In the past week, I have seen two movies which reminded me of the state of science in America. The first, "Super Size Me", highlights the issues of nutrition and obesity in this "fast food era". The film does raise some valid scientific points, but the central experiment (the filmmaker's undertaking a decidedly unhealthy "McDonalds-only" diet) is nonscientific, and many of its broad assertions represent the filmmaker's opinions as opposed to the result of scientific or social research. The film suggests, for example, that fast food is the only major change in our nation's diet, because the other factors (home cooked meals, neighborhood restaurants) have existed for centuries - but overlooks the fact that in the modern era the portion size at most restaurants has been significantly increased, that even "home cooked meals" now often rely heavily on high-calorie packaged and prepared foods, and that (in contrast with most of human history) red meat is now both abundantly available and affordable, and is made a part of a typical meal in portions which would astonish our ancestors. Many of its points are valid, and the film has a significant impact, but the nonscientific approach to the issue may serve to diminish even its most valid points in the eyes of skeptics.
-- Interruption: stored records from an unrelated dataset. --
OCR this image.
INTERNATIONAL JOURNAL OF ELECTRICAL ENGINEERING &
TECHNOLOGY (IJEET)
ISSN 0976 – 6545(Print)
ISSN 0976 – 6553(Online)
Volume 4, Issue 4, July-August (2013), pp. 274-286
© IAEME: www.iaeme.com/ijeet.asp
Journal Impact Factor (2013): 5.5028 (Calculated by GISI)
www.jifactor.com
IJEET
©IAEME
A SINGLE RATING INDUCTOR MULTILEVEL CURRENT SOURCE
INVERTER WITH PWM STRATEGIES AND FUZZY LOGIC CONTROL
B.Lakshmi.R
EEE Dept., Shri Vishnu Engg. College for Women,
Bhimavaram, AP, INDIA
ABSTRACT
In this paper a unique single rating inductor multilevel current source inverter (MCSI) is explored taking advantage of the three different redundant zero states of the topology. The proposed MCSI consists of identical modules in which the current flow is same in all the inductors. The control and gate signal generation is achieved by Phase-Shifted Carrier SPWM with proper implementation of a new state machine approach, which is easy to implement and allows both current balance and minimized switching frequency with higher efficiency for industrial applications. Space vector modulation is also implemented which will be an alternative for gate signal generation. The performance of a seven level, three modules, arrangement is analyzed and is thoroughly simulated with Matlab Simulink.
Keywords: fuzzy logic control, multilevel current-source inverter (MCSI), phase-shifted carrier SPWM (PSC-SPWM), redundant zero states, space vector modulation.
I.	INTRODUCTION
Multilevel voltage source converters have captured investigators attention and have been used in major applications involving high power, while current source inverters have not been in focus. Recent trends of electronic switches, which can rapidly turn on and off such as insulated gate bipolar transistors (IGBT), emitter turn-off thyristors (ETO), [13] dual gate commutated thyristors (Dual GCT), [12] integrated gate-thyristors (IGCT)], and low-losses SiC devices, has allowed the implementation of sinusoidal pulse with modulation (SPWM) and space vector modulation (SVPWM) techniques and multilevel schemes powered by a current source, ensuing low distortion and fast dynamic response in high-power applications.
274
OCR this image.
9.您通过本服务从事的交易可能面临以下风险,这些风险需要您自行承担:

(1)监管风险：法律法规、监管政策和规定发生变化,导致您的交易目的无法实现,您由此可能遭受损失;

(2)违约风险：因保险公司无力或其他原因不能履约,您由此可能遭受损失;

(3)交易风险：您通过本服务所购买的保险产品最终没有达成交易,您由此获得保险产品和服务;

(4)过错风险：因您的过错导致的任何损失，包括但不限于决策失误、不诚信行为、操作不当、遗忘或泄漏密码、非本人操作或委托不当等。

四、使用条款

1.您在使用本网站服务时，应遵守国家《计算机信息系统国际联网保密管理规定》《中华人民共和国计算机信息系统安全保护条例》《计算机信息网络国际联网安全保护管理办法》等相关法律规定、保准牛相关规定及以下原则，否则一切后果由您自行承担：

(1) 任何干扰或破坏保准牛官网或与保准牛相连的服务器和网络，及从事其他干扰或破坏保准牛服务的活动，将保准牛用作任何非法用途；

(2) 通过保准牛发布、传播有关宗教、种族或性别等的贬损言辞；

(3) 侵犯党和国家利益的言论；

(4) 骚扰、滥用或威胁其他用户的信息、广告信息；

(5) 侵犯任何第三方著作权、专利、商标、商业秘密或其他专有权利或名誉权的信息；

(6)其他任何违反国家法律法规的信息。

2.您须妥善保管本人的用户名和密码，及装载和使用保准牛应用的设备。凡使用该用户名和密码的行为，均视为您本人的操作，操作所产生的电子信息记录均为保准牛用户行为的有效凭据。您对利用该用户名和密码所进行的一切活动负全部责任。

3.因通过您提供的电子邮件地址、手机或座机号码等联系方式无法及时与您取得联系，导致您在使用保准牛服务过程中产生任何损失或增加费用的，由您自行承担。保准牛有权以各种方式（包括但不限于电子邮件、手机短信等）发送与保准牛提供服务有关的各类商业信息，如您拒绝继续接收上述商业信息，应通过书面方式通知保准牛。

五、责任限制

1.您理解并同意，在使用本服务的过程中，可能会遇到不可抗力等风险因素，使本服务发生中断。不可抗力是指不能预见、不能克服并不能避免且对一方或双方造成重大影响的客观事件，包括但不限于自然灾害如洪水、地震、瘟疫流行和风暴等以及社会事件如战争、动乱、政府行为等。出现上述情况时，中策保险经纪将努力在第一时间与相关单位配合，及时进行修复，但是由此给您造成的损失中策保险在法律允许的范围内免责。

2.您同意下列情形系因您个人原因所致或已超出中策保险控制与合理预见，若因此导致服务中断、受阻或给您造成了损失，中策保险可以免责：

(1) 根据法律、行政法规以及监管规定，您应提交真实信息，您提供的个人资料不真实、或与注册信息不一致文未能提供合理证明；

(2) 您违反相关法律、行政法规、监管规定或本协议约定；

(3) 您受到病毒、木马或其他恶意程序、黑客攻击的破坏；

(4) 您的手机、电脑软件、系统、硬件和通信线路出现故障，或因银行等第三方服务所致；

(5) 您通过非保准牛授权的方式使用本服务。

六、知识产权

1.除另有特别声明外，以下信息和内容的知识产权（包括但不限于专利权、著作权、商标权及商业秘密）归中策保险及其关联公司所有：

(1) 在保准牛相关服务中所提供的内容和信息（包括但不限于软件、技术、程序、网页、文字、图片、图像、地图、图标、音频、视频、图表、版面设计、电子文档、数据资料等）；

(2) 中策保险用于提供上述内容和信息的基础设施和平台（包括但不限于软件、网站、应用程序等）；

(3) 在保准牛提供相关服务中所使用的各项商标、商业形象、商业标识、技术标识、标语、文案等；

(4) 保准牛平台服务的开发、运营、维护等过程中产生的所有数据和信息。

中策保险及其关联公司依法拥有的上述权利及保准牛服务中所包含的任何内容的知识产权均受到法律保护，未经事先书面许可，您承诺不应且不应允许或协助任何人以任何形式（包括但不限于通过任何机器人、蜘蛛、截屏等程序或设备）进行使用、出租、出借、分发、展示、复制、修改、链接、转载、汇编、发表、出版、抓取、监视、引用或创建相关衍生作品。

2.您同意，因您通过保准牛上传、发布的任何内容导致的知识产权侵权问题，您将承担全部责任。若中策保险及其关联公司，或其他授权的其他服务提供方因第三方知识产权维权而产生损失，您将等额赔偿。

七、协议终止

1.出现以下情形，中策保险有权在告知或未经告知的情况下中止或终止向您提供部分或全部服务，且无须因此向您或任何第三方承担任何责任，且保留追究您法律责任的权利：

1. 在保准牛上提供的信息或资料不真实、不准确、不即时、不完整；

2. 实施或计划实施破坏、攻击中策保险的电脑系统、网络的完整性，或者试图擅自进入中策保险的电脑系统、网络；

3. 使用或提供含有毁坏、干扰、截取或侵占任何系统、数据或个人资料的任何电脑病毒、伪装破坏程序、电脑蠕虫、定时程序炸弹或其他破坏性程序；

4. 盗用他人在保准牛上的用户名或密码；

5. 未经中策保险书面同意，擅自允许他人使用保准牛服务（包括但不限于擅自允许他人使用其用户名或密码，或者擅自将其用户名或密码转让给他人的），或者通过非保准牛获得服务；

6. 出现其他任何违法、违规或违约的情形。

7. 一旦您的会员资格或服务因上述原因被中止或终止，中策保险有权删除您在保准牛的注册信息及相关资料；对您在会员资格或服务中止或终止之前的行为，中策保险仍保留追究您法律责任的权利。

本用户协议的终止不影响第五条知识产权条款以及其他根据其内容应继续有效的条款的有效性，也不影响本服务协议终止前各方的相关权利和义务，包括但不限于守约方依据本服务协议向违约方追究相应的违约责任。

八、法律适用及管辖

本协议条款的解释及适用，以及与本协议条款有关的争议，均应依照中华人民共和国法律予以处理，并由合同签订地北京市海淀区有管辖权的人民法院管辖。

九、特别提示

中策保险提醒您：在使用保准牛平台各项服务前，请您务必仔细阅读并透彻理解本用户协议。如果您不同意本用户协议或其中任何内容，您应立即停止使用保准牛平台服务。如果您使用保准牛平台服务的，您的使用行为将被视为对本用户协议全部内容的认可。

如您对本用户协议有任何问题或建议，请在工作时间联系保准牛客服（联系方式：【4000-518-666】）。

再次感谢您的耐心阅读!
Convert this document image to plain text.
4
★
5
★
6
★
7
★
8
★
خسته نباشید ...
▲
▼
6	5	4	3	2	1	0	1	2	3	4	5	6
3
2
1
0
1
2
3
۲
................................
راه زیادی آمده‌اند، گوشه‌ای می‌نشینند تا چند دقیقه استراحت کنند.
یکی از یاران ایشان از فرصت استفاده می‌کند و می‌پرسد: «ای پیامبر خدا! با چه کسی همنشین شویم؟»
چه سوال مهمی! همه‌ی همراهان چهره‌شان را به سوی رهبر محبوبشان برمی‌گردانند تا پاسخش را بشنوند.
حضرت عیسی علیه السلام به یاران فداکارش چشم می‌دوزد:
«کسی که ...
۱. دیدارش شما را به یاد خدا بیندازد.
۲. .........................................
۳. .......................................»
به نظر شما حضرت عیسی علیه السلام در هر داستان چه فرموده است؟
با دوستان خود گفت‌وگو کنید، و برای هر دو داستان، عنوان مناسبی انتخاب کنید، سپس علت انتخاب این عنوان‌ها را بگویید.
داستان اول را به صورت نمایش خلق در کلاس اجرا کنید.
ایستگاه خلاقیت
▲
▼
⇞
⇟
The second film, "The Day After Tomorrow", starts out as a decent action pic - a bit slower than most of its genre, as its action relies on bad weather as opposed to car chases and shootouts - but decent nonetheless. Then it becomes an adventure story. Finally, it culminates with heavy-handed environmental moralizing which is exceeded perhaps only by the Steven Seagal voiceover in "On Deadly Ground". Actually, it is perhaps more comparable to the moralizing at the end of "The China Syndrome", but you get the idea.
It is a bit like watching "Get Smart" in reverse. Rather than Smart's, "This place is surrounded by 5,000 agents... would you believe 30 agents and a K9 unit... would you believe three old ladies with umbrellas", we get "Global warming could plunge us into an ice age in perhaps 1,000 years; no, make that six or seven months; no, make that by the end of the week; actually, supercooled air from freakish storms will instantly freeze people into human popsicles as fast as a dip into liquid nitrogen." Granted, it is hard to make an apocalyptic action picture based upon actual scientific knowledge of the behavior of storms, but as one reviewer put it, the director's prior work, "Independence Day", is more scientifically plausible.
I don't want to draw too many conclusions from those two examples. Even with the sermonizing, it isn't reasonable to expect Hollywood to put hard science before box office bucks. And "Super Size Me" makes many valid points about the state of the world's nutrition, while being far more watchable (albeit sometimes queasily watchable) than many "traditional" documentaries (which, for that matter, are not necessarily better rooted in hard science). But I wonder if movies like "The Day After Tomorrow" ultimately trivialize the subjects they supposedly treat seriously, making it even harder to teach the real science.